Unless you were working on both a shared library and Haskell simultaneously this issue should not really manifest itself, the main issue I think is if you are using cbits or some other folder that TH doesn't know ahead of time, that I think is quite common. I would still leave this hotfix for those that can use it, but I understand not wanting it, so the behaviour is consistent.

roberth commented 7 months ago

So IIUC Cabal never tracks header dependencies? My use of cxx-sources is very limited, so I might have got lucky.

If some of the interactions are not supported, that's indicative of an architectural problem, and/or a bug that should be fixed.

Nonetheless, I am ok with taking a pragmatic approach in this library, as Mathias suggests. If we don't solve the whole problem (e.g. cxx-sources recompilation), it would be nice to warn our users through our docs.

MathiasSven commented 7 months ago

So IIUC Cabal never tracks header dependencies?

I don't believe so, it will track the files you explicitly put in cxx-sources, but changes to header files included in those files will not trigger a rebuild of the file.
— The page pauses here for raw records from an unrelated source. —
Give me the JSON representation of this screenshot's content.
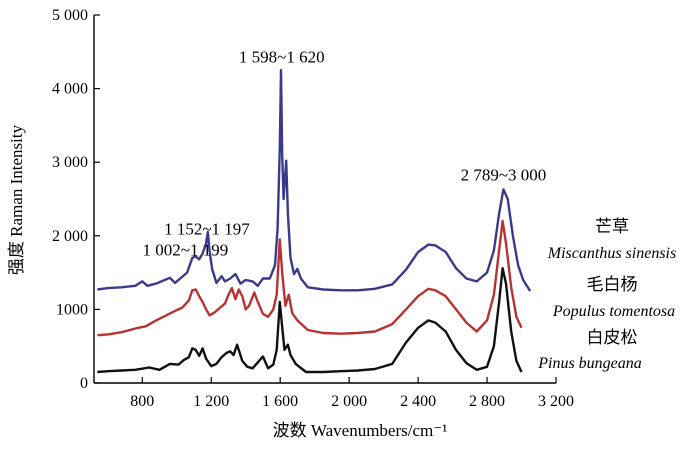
{
  "chart_data": {
    "type": "line",
    "xlabel": "波数 Wavenumbers/cm⁻¹",
    "ylabel": "强度 Raman Intensity",
    "xlim": [
      520,
      3200
    ],
    "ylim": [
      0,
      5000
    ],
    "xticks": [
      {
        "value": 800,
        "label": "800"
      },
      {
        "value": 1200,
        "label": "1 200"
      },
      {
        "value": 1600,
        "label": "1 600"
      },
      {
        "value": 2000,
        "label": "2 000"
      },
      {
        "value": 2400,
        "label": "2 400"
      },
      {
        "value": 2800,
        "label": "2 800"
      },
      {
        "value": 3200,
        "label": "3 200"
      }
    ],
    "yticks": [
      {
        "value": 0,
        "label": "0"
      },
      {
        "value": 1000,
        "label": "1000"
      },
      {
        "value": 2000,
        "label": "2 000"
      },
      {
        "value": 3000,
        "label": "3 000"
      },
      {
        "value": 4000,
        "label": "4 000"
      },
      {
        "value": 5000,
        "label": "5 000"
      }
    ],
    "annotations": [
      {
        "text": "1 598~1 620",
        "x": 1609,
        "y": 4300
      },
      {
        "text": "2 789~3 000",
        "x": 2895,
        "y": 2700
      },
      {
        "text": "1 152~1 197",
        "x": 1175,
        "y": 1960
      },
      {
        "text": "1 002~1 199",
        "x": 1050,
        "y": 1680
      }
    ],
    "series": [
      {
        "name": "芒草",
        "name_latin": "Miscanthus sinensis",
        "color": "#3a3a8c",
        "points": [
          [
            540,
            1270
          ],
          [
            600,
            1290
          ],
          [
            680,
            1300
          ],
          [
            760,
            1320
          ],
          [
            800,
            1380
          ],
          [
            830,
            1320
          ],
          [
            880,
            1350
          ],
          [
            930,
            1400
          ],
          [
            960,
            1430
          ],
          [
            990,
            1360
          ],
          [
            1020,
            1420
          ],
          [
            1060,
            1500
          ],
          [
            1090,
            1700
          ],
          [
            1110,
            1720
          ],
          [
            1130,
            1680
          ],
          [
            1150,
            1760
          ],
          [
            1170,
            1900
          ],
          [
            1180,
            2050
          ],
          [
            1190,
            1800
          ],
          [
            1205,
            1550
          ],
          [
            1230,
            1360
          ],
          [
            1260,
            1450
          ],
          [
            1280,
            1380
          ],
          [
            1310,
            1420
          ],
          [
            1340,
            1480
          ],
          [
            1370,
            1350
          ],
          [
            1400,
            1400
          ],
          [
            1440,
            1380
          ],
          [
            1470,
            1320
          ],
          [
            1500,
            1420
          ],
          [
            1540,
            1420
          ],
          [
            1570,
            1600
          ],
          [
            1585,
            2100
          ],
          [
            1598,
            3200
          ],
          [
            1605,
            4250
          ],
          [
            1612,
            3100
          ],
          [
            1620,
            2500
          ],
          [
            1635,
            3020
          ],
          [
            1645,
            2300
          ],
          [
            1660,
            1700
          ],
          [
            1680,
            1480
          ],
          [
            1700,
            1550
          ],
          [
            1720,
            1420
          ],
          [
            1760,
            1300
          ],
          [
            1850,
            1270
          ],
          [
            1950,
            1260
          ],
          [
            2050,
            1260
          ],
          [
            2150,
            1280
          ],
          [
            2250,
            1340
          ],
          [
            2330,
            1540
          ],
          [
            2400,
            1780
          ],
          [
            2460,
            1880
          ],
          [
            2500,
            1870
          ],
          [
            2560,
            1780
          ],
          [
            2620,
            1560
          ],
          [
            2680,
            1420
          ],
          [
            2740,
            1380
          ],
          [
            2800,
            1500
          ],
          [
            2840,
            1800
          ],
          [
            2870,
            2300
          ],
          [
            2895,
            2630
          ],
          [
            2920,
            2500
          ],
          [
            2950,
            2000
          ],
          [
            2980,
            1600
          ],
          [
            3010,
            1400
          ],
          [
            3050,
            1250
          ]
        ]
      },
      {
        "name": "毛白杨",
        "name_latin": "Populus tomentosa",
        "color": "#b83232",
        "points": [
          [
            540,
            650
          ],
          [
            600,
            660
          ],
          [
            680,
            690
          ],
          [
            760,
            740
          ],
          [
            820,
            770
          ],
          [
            880,
            850
          ],
          [
            940,
            920
          ],
          [
            990,
            980
          ],
          [
            1030,
            1020
          ],
          [
            1070,
            1120
          ],
          [
            1090,
            1260
          ],
          [
            1110,
            1270
          ],
          [
            1130,
            1180
          ],
          [
            1150,
            1100
          ],
          [
            1170,
            1000
          ],
          [
            1190,
            920
          ],
          [
            1220,
            960
          ],
          [
            1250,
            1020
          ],
          [
            1280,
            1080
          ],
          [
            1300,
            1200
          ],
          [
            1320,
            1290
          ],
          [
            1340,
            1140
          ],
          [
            1360,
            1270
          ],
          [
            1380,
            1180
          ],
          [
            1400,
            1000
          ],
          [
            1420,
            1050
          ],
          [
            1450,
            1230
          ],
          [
            1470,
            1100
          ],
          [
            1500,
            940
          ],
          [
            1530,
            900
          ],
          [
            1560,
            1000
          ],
          [
            1580,
            1200
          ],
          [
            1598,
            1950
          ],
          [
            1612,
            1500
          ],
          [
            1630,
            1050
          ],
          [
            1650,
            1200
          ],
          [
            1670,
            950
          ],
          [
            1700,
            850
          ],
          [
            1760,
            720
          ],
          [
            1850,
            680
          ],
          [
            1950,
            670
          ],
          [
            2050,
            680
          ],
          [
            2150,
            700
          ],
          [
            2250,
            800
          ],
          [
            2330,
            1000
          ],
          [
            2400,
            1180
          ],
          [
            2460,
            1280
          ],
          [
            2500,
            1260
          ],
          [
            2560,
            1180
          ],
          [
            2620,
            1000
          ],
          [
            2680,
            820
          ],
          [
            2740,
            700
          ],
          [
            2800,
            850
          ],
          [
            2840,
            1200
          ],
          [
            2870,
            1800
          ],
          [
            2890,
            2200
          ],
          [
            2910,
            1900
          ],
          [
            2940,
            1300
          ],
          [
            2970,
            900
          ],
          [
            3000,
            750
          ]
        ]
      },
      {
        "name": "白皮松",
        "name_latin": "Pinus bungeana",
        "color": "#111111",
        "points": [
          [
            540,
            150
          ],
          [
            600,
            160
          ],
          [
            680,
            170
          ],
          [
            760,
            180
          ],
          [
            840,
            210
          ],
          [
            900,
            180
          ],
          [
            960,
            260
          ],
          [
            1010,
            250
          ],
          [
            1040,
            310
          ],
          [
            1070,
            350
          ],
          [
            1090,
            470
          ],
          [
            1110,
            450
          ],
          [
            1130,
            370
          ],
          [
            1150,
            470
          ],
          [
            1170,
            330
          ],
          [
            1200,
            230
          ],
          [
            1230,
            260
          ],
          [
            1260,
            350
          ],
          [
            1290,
            410
          ],
          [
            1310,
            430
          ],
          [
            1330,
            380
          ],
          [
            1350,
            520
          ],
          [
            1380,
            300
          ],
          [
            1410,
            220
          ],
          [
            1440,
            200
          ],
          [
            1470,
            280
          ],
          [
            1500,
            360
          ],
          [
            1530,
            200
          ],
          [
            1560,
            250
          ],
          [
            1580,
            450
          ],
          [
            1598,
            1100
          ],
          [
            1610,
            800
          ],
          [
            1625,
            450
          ],
          [
            1645,
            520
          ],
          [
            1660,
            380
          ],
          [
            1690,
            260
          ],
          [
            1750,
            150
          ],
          [
            1850,
            150
          ],
          [
            1950,
            160
          ],
          [
            2050,
            170
          ],
          [
            2150,
            190
          ],
          [
            2250,
            260
          ],
          [
            2330,
            550
          ],
          [
            2400,
            750
          ],
          [
            2460,
            850
          ],
          [
            2500,
            820
          ],
          [
            2560,
            700
          ],
          [
            2620,
            450
          ],
          [
            2680,
            270
          ],
          [
            2740,
            180
          ],
          [
            2800,
            220
          ],
          [
            2840,
            500
          ],
          [
            2870,
            1100
          ],
          [
            2890,
            1560
          ],
          [
            2910,
            1350
          ],
          [
            2940,
            700
          ],
          [
            2970,
            300
          ],
          [
            3000,
            150
          ]
        ]
      }
    ]
  }
}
Going back to what can be done to fully fix this issue (at least without waiting on GHC/Cabal to implement a standardized of way of dealing with this), as I mentioned before there already is a "hack" that would give us all the information we needed:

{-# LANGUAGE TemplateHaskell #-}

module Main where

import Language.Haskell.TH.Syntax
import GHC.Tc.Types
import GHC.Driver.Flags
import GHC.Settings
import GHC.Driver.Session
import Unsafe.Coerce

info = $( let runTcM :: TcM a -> Q a
              runTcM action = Q (unsafeCoerce action)
          in
            do 
              dflags <- runTcM getDynFlags
              root   <- getPackageRoot 
              let ts = toolSettings dflags

              lift
                [ show $ includePaths dflags
                , root
                , toolSettings_pgm_cxx ts
                , toolSettings_pgm_c ts
                , fst $ toolSettings_pgm_P ts
                ]
        )

main :: IO ()
main = putStrLn $ unlines info

ghc -Ifoo -Ibar -fforce-recomp Main.hs && ./Main

IncludeSpecs {includePathsQuote = [], includePathsGlobal = ["foo","bar"], includePathsQuoteImplicit = ["."]}
.
/nix/store/sfgnb6rr428bssyrs54d6d0vv2avi95c-gcc-wrapper-12.3.0/bin/c++
/nix/store/sfgnb6rr428bssyrs54d6d0vv2avi95c-gcc-wrapper-12.3.0/bin/cc
/nix/store/sfgnb6rr428bssyrs54d6d0vv2avi95c-gcc-wrapper-12.3.0/bin/cc

@roberth Would your suggestion be to raise an issue on GHC about giving a non unsafeCoerce interface to this information, and in the meanwhile add a section to the documentation explaining when files are or aren't tracked via include-c?

edit: I opened an issue at haskell/core-libraries-committee proposing a stable API to the above. Discussion relevant to this issue has moved to the GHC Issue tracker at issue 24353.